Pourquoi la crise au Sahel menace directement l’Europe
Le gouvernement malien, soutenu par Moscou, se trouve aujourd’hui dans une position de grande fragilité après une offensive simultanée menée par des groupes jihadistes et des rebelles touaregs. Cette attaque a coûté la vie au ministre de la Défense et contraint les mercenaires russes à battre en retraite dans le nord du pays. Une telle instabilité pourrait déclencher une nouvelle vague migratoire vers l’Europe et accélérer l’effondrement sécuritaire dans toute la région du Sahel.
Une junte militaire sous pression après des assauts dévastateurs
Les attaques coordonnées de ce week-end ont révélé la vulnérabilité extrême du régime actuel. La survie même de la junte au pouvoir est désormais incertaine. Pourtant, les répercussions d’un Mali déstabilisé, aggravées par les tensions géopolitiques liées à la guerre en Iran, ne se limiteront pas à ses frontières. Elles risquent d’aggraver une crise sécuritaire déjà préoccupante dans l’une des zones les plus instables au monde.
La menace d’une propagation de l’insécurité à travers les frontières poreuses de l’Afrique de l’Ouest, y compris dans des démocraties stables comme le Sénégal et le Ghana, est bien réelle. Les populations, acculées par la misère dans des territoires laissés sans gouvernance, n’auront d’autre choix que de fuir. Cette situation s’inscrit dans un contexte déjà tendu : les chocs pétroliers liés à la guerre en Iran aggravent la crise économique du Mali, un pays enclavé incapable d’assurer ses importations. Nombre de ses habitants pourraient être contraints de chercher refuge à l’étranger.
Face à ce scénario, les pays européens doivent se préparer à une augmentation des flux migratoires en provenance du Sahel. À cela s’ajoute le contexte économique déjà difficile en Europe, où la zone euro fait face à une combinaison toxique de faible croissance et d’inflation élevée, exacerbée par les conflits au Moyen-Orient.
Des répercussions économiques et sécuritaires qui dépassent le Sahel
Même si le Sahel semble géographiquement éloigné, il n’est pas isolé.
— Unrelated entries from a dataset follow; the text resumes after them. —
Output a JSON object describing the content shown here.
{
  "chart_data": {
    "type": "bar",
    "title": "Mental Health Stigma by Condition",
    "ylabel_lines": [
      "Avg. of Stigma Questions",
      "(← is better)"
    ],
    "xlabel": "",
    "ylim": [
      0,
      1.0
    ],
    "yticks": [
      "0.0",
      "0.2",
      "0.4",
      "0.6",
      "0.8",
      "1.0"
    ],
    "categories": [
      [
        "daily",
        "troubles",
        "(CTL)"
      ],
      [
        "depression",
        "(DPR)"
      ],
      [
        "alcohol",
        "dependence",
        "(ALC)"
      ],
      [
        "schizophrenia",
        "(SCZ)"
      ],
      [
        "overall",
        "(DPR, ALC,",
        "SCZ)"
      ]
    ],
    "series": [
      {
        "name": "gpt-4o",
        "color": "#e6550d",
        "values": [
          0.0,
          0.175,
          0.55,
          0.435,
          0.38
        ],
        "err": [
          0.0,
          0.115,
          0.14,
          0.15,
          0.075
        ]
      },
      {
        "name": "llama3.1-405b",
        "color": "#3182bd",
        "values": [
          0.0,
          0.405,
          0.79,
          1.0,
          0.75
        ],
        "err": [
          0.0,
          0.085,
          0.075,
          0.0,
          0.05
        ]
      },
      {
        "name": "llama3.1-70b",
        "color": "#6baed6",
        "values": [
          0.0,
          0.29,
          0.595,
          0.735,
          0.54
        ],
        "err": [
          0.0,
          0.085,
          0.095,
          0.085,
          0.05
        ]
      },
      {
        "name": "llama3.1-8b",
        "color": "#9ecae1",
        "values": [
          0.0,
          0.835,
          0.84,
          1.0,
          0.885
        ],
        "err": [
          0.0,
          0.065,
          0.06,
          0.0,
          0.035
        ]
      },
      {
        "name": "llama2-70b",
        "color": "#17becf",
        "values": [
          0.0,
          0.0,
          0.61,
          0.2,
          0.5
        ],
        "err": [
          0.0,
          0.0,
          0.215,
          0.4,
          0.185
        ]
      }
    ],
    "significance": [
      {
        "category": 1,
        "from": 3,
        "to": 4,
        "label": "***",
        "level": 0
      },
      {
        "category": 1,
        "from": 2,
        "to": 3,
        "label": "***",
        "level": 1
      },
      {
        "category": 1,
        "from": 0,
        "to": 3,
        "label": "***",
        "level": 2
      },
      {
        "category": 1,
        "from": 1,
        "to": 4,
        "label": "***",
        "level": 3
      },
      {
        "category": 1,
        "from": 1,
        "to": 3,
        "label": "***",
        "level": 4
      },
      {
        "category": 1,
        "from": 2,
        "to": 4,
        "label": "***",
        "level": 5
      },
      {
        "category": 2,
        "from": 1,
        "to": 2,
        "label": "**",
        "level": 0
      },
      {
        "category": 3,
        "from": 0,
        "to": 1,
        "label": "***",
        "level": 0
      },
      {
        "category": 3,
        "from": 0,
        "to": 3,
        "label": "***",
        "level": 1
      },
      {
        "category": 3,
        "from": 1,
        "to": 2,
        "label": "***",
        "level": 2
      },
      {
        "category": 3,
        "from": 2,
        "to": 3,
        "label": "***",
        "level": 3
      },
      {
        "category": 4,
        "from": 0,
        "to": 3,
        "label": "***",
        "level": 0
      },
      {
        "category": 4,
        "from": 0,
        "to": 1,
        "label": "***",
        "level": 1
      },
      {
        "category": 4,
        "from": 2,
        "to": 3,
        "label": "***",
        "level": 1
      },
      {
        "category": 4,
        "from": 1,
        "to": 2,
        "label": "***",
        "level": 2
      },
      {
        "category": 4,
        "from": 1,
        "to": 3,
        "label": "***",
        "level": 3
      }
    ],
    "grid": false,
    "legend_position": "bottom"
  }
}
Des millions de Maliens et de Burkinabè travaillent déjà au Sénégal et en Côte d’Ivoire. Dans les mois à venir, de nombreux autres pourraient rejoindre ces pays pour échapper à la crise qui sévit chez eux, intensifiant la compétition pour l’emploi. Selon l’agence européenne des frontières Frontex, les Maliens figurent déjà parmi les trois nationalités les plus représentées parmi les arrivées sur les îles Canaries, une étape clé pour les migrants en route vers l’Europe.
Le Mali est en crise depuis plus de dix ans, miné par une insurrection jihadiste, les effets dévastateurs du changement climatique sur les terres agricoles, et l’effondrement quasi total des institutions étatiques après les coups d’État de 2020 et 2021. L’instabilité persistante, combinée à l’échec des forces russes déployées après le rejet des troupes françaises et européennes, rend le court terme particulièrement sombre.
Un vide sécuritaire qui profite aux groupes criminels
Le retrait des forces russes du nord du Mali ouvre la voie à la création de camps d’entraînement pour les groupes jihadistes dans ces vastes espaces désormais vacants. Une telle expansion est particulièrement redoutée par l’Algérie. Par ailleurs, un vide gouvernemental dans le nord du pays profiterait aux trafiquants d’armes, aux passeurs de drogue et aux réseaux de traite humaine, qui transitent par le Mali et le Niger voisin avant de rejoindre la Libye et la Mauritanie, principales routes vers l’Europe.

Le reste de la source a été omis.